Faites vos jeux, le premier tome des "Hunger games" de Suzanne Collins au cinéma

Les Hunger Games sont des jeux de massacre télévisés opposant vingt-quatre adolescents issus des douze ghettos principaux de l’Amérique du Nord de demain. Arène futuriste, mais ne manquant pas de rappeler les jeux antiques, ces Games font office de représailles gouvernementales après le soulèvement des plus pauvres. On sélectionne aléatoirement chaque année dans chaque province, appelée « district », deux adolescents pour offrir aux téléspectateurs pauvres ou riches un combat de coqs particulièrement sanglants, avec un seul vainqueur possible. Ce vainqueur, ou plutôt ce survivant sera couvert de richesses.

Katniss participe à la compétition après avoir pris volontairement la place de sa sœur. Flanquée de Peeta, autre adolescent de son district, elle va se lancer dans une quête effrénée pour sa survie. Bienvenue en enfer.
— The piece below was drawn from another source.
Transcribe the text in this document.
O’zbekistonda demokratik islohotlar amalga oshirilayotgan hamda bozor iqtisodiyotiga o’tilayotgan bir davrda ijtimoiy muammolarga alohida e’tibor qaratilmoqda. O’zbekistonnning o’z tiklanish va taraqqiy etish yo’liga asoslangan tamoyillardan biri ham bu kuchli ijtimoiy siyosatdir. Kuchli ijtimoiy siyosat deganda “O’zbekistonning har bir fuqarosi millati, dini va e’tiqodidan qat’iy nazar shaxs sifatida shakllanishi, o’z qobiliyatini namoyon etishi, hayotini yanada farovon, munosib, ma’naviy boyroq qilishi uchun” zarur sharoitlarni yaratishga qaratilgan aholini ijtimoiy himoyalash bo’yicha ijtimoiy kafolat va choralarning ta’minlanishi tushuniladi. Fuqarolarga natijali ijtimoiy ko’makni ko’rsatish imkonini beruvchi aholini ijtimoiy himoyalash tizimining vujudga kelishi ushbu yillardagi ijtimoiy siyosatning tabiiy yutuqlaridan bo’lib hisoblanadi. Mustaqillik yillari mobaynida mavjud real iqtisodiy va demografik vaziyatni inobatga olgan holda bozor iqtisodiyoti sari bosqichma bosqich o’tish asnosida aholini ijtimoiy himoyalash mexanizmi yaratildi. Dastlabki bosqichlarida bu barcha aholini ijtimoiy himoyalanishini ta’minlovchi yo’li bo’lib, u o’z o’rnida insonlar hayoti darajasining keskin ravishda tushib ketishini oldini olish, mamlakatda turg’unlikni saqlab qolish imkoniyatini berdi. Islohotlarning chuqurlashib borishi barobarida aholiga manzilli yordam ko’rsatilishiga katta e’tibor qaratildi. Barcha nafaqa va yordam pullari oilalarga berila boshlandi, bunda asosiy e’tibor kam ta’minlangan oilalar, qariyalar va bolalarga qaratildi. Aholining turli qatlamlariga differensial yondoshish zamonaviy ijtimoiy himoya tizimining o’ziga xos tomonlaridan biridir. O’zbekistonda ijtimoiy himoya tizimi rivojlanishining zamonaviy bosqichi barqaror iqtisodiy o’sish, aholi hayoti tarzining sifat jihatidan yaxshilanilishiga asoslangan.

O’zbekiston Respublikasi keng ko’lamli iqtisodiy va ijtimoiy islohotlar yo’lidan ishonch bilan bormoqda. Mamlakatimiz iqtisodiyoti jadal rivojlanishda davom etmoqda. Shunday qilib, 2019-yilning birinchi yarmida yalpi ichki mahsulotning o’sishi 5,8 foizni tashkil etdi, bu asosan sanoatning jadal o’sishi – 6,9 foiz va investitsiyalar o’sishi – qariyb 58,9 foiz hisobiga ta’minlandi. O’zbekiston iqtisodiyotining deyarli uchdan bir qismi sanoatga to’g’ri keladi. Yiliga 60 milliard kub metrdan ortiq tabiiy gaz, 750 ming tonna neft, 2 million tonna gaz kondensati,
Adapté du roman homonyme de Suzanne Collins, Hunger Games propose, de prime abord, une version alléchante d’un futur orwellien. Bien que classique, l’opposition entre ghettos et cité luxueuse, avec à la clé une transposition moderne de la lutte des classes, se pose d’emblée comme la pierre angulaire d’un film politique « décomplexé ». Ajoutez le principe des jeux antiques transformés ici en « impôt » sacrificiel d’adolescents en perte de repères. On peut s’attendre légitimement à un spectacle oscillant entre outrance et réflexion. D’autant plus que le casting n’est point en reste, puisque le choix de la très belle Jennifer Lawrence pour le rôle de Katniss s’avère plus que judicieux : l’héroïne de Winter Bones signe une nouvelle fois une interprétation de haut vol. 

Les puristes vont rester sur leur faim...

Seulement, entre l’univers annoncé et le produit livré, entre les intentions d’origine et le message final, l’écart est tel qu’il faut bien parler d’échec. Malgré la contribution de Suzanne Collins au scénario, on se retrouve face à une production sans âme, un film pour adolescents parmi tant d’autres. La trame politique y est noyée sous un déluge de clichés sentimentaux souvent incongrus, et les accès de violence hésitent entre gore assumé et images édulcorées. La construction de l’espace est très mal gérée, car l’arène proposée, à la base gigantesque, se résume en définitive à trois ou quatre décors tout le long des jeux. Quant au triangle amoureux, Gary Ross le traite à travers une succession de plans grossiers bien plus ridicules qu’émouvants.

Mais surtout, comment ne pas penser à Battle Royale après avoir lu ou vu Hunger Games ? L’ombre du roman original de Batoru Rowaiaru (superbement adapté au cinéma par Kinji Fukusaku) est ici présehte dans chaque plan. Mais Gary Ross ne parvient jamais à surpasser son modèle. Autre influence sans doute, Le Prix du Danger d'Yves Boisset, adapté en 1983 du roman de science-fiction de Robert Sheckley, où un candidat doit survivre à ses poursuivants (avec l'aide de bons samaritains remplacés dans Hunger Games par les sponsors...). Si le contexte politique est différent, la critique de la télé-réalité poussée à l'extrême et le déroulement du « jeu » sont très proches, y compris la révolte contre le metteur en scène qui se retrouve dans les deux films.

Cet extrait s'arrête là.